The poor cleanup man who came.  That poor, poor man.   He came in, bright and chipper. Cheerfully telling us that OURS WAS HIS LAST JOB for 2 weeks…that THIS VERY AFTERNOON he would be on an airplane, going to visit his family in Antigua or Barbados some fucking thing.

And all I can say is that he left our office a broken man.  We will never know what had been perpetrated in that LADIES ROOM, what the (once) cheerful cleanup man encountered.  He certainly did not provide us with details.  We tipped him handsomely, but it hardly mattered.  He was broken.

To this day, I pray he enjoyed the best vacation of his life and in addition, has since won the lottery.

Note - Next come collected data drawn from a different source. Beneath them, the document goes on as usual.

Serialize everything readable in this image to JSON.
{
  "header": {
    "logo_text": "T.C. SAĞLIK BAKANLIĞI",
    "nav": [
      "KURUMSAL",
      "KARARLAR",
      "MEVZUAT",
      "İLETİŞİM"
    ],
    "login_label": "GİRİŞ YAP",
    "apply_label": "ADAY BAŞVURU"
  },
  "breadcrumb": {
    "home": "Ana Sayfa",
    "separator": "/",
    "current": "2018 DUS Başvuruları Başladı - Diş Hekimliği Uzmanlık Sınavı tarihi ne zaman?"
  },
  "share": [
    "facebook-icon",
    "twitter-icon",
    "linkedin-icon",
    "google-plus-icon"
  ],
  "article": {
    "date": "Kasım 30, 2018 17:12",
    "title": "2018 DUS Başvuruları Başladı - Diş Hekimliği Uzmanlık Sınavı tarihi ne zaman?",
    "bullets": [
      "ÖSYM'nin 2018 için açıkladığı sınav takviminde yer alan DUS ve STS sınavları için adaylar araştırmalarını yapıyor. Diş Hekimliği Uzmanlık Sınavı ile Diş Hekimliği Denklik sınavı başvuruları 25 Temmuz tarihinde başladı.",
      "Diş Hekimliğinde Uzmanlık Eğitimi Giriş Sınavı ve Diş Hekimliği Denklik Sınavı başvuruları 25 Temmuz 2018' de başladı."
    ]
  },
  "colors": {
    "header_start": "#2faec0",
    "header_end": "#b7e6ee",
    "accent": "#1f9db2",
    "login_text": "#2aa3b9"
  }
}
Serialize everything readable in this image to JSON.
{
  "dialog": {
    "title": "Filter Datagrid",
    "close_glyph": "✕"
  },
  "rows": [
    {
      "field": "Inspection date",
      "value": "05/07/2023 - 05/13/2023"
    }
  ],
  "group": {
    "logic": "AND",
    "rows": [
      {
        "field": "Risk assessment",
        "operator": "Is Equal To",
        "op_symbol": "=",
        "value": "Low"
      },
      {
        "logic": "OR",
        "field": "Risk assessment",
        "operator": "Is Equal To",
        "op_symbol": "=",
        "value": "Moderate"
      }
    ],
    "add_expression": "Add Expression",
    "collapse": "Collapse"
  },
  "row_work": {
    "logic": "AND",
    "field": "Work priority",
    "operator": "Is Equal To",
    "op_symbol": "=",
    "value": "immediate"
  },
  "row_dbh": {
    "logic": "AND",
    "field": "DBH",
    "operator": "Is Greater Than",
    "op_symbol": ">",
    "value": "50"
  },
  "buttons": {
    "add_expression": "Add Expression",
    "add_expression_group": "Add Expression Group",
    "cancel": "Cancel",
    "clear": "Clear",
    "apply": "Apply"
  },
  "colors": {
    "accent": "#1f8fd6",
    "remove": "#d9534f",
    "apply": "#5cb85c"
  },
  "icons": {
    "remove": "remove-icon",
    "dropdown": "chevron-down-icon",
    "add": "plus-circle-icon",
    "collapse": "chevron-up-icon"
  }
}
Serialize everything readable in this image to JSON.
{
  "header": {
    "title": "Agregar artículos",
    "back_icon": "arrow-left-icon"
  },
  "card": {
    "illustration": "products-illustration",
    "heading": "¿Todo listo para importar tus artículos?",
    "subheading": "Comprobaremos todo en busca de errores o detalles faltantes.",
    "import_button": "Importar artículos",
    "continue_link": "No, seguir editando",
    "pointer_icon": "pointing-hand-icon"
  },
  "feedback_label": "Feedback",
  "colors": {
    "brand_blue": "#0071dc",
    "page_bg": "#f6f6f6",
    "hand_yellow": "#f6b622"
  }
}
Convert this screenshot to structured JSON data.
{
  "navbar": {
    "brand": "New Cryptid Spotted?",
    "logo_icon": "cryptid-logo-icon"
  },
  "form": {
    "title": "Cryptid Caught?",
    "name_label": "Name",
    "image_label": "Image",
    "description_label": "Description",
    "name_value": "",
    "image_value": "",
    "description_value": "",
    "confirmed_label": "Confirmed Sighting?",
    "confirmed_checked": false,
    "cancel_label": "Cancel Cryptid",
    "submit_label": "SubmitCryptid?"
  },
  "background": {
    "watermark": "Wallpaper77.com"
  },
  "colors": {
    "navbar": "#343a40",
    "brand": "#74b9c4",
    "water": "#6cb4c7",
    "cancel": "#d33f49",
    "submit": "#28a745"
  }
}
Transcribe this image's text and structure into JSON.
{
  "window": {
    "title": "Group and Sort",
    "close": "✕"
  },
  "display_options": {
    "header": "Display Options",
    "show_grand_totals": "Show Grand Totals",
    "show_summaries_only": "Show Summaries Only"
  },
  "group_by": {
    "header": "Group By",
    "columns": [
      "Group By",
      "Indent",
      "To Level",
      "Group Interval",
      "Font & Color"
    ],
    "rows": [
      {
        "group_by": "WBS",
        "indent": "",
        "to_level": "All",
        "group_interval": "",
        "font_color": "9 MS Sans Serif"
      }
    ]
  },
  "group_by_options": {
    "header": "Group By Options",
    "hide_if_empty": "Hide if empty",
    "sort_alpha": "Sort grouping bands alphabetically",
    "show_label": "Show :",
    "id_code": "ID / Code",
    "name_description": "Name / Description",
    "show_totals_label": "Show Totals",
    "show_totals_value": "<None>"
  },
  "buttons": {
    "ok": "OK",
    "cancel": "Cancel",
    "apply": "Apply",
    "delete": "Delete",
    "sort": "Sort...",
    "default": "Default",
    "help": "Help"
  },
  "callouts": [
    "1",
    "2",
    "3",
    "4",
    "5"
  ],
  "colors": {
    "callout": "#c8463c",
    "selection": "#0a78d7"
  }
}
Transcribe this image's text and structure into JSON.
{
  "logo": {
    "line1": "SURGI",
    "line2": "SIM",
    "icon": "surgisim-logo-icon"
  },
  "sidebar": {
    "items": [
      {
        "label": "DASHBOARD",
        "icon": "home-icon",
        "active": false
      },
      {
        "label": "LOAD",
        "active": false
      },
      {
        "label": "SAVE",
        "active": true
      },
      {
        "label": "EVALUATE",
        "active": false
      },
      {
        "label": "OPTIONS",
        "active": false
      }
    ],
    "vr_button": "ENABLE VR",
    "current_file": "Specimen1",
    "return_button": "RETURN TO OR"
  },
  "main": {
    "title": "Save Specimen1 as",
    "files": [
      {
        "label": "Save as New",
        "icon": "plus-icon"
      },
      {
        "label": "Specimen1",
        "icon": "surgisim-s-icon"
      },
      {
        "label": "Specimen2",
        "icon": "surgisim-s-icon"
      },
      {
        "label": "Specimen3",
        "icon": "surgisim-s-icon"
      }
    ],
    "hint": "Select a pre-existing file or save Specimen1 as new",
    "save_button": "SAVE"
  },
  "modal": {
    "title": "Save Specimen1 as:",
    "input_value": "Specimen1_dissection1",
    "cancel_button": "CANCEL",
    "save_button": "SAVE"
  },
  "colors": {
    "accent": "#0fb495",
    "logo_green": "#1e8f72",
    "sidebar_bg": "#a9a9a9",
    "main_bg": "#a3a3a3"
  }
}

                                                            * * * * * * *

On the final day that we were moving out of that office, Lisa comes busting in on me.  I am surrounded by boxes, dismantled computer gear, and deep in the process of emptying my desk.

Lisa: “I HAVE A PATIENT COMING IN LIKE 4 MINUTES, BUT I WILL DIE IF I DON’T GO TO DUNKIN’ FOR A COFFEE.  CAN YOU PLEASE COME UP AT THE FRONT DESK AND WAIT FOR HER WHILE I GET MY COFFEE?”

Me: “No.”

Lisa: “What do you mean?  Just for a minute!”

Me: “No, I can’t do that for you.”

She shuts her mouth for once, looks genuinely puzzled.  I can actually hear her brain:  Is she serious?

I look at her: “I’m busy here.  Take care of your own patients, Lisa.  Take care of your own shit.   Ever think of doing that?”

She pauses for just a moment before huffing out.  And she heads over to DUNKIN’.

I never saw her again after that.   I don’t know if her client ever came or not, because I started blasting AEROSMITH and therefore wouldn’t have heard anything from up front. 

She never even picked up on that fact that we were moving, despite all the boxes and stuff.   She never picked up on much.  

Yeah, it’s certainly a process.  But sooner or later, you start to figure out what’s important.